There are a mere 210 chalk streams to be found in the world with 160 of them based in England. They are picturesque to say the least. So beautiful in fact that many famous authors have based their literature around them.

“Kenneth Grahame had Mole, Ratty, Badger and Toad lark about a chalk stream in Wind in the Willows. The poets Ted Hughes and Sir John Betjeman wrote of trout weaving their lazy path over the gravel beds and in 1820 John Constable captured the beauty of the Avon in front of Salisbury Cathedral.”

The Itchen, found running through Hampshire, has kept the same beauty it was characterised  by a century ago, however, the natural environment is no longer in tact. In fact, it is under huge threat.

“A new riverfly survey of England’s chalk streams has revealed some of the rivers are in an “abysmal” state. Of 120 sites sampled in the census commissioned by Salmon and Trout Conservation UK, only 14 were found to be unimpacted by human activity.”

The main sources causing a fast decline to the condition are agricultural and road run off, and poorly treated sewage. Additionally, the rise in fish farms have seen a depletion in fly life.

“Jeremy Paxman, the journalist and keen fly-fisherman, wrote a foreword to the 2015 Riverfly Census in which he described the situation as “depressing”.
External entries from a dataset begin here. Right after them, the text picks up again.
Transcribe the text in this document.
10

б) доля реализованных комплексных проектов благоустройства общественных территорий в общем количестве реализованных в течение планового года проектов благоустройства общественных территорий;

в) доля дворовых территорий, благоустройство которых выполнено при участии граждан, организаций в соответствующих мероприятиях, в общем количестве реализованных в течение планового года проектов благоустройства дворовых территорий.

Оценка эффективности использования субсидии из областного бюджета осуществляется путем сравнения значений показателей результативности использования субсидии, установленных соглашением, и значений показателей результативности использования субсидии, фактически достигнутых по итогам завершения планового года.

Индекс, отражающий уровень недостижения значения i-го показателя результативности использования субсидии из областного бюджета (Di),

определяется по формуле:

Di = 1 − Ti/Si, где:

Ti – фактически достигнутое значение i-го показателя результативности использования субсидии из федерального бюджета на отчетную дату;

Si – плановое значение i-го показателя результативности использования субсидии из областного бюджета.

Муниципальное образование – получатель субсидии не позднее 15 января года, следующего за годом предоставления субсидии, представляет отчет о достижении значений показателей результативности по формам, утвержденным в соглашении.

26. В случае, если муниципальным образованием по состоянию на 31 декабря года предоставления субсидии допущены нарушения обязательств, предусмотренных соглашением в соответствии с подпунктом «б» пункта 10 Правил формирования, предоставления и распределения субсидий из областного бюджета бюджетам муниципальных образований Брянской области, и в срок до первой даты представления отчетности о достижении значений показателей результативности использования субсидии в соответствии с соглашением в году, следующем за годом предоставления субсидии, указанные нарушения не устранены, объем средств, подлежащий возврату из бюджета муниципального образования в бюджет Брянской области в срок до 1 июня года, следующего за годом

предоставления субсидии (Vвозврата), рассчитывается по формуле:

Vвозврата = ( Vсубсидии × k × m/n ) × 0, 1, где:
“Something has gone very wrong and those who care about it are an eccentric minority,” he wrote. “Yet experience tells us that almost everything in nature is connected. A decline in fly life on rivers will have consequences.”

It is the fishermen who are leading the campaign to save England’s crystal clear chalk streams to ensure they are not lost forever. If actions are successfully made, they are then left with the hope that the rivers are able to regenerate.

“If our chalk streams vanish we face losing more than mere waterways; rather the tributaries that comprise our national consciousnes.”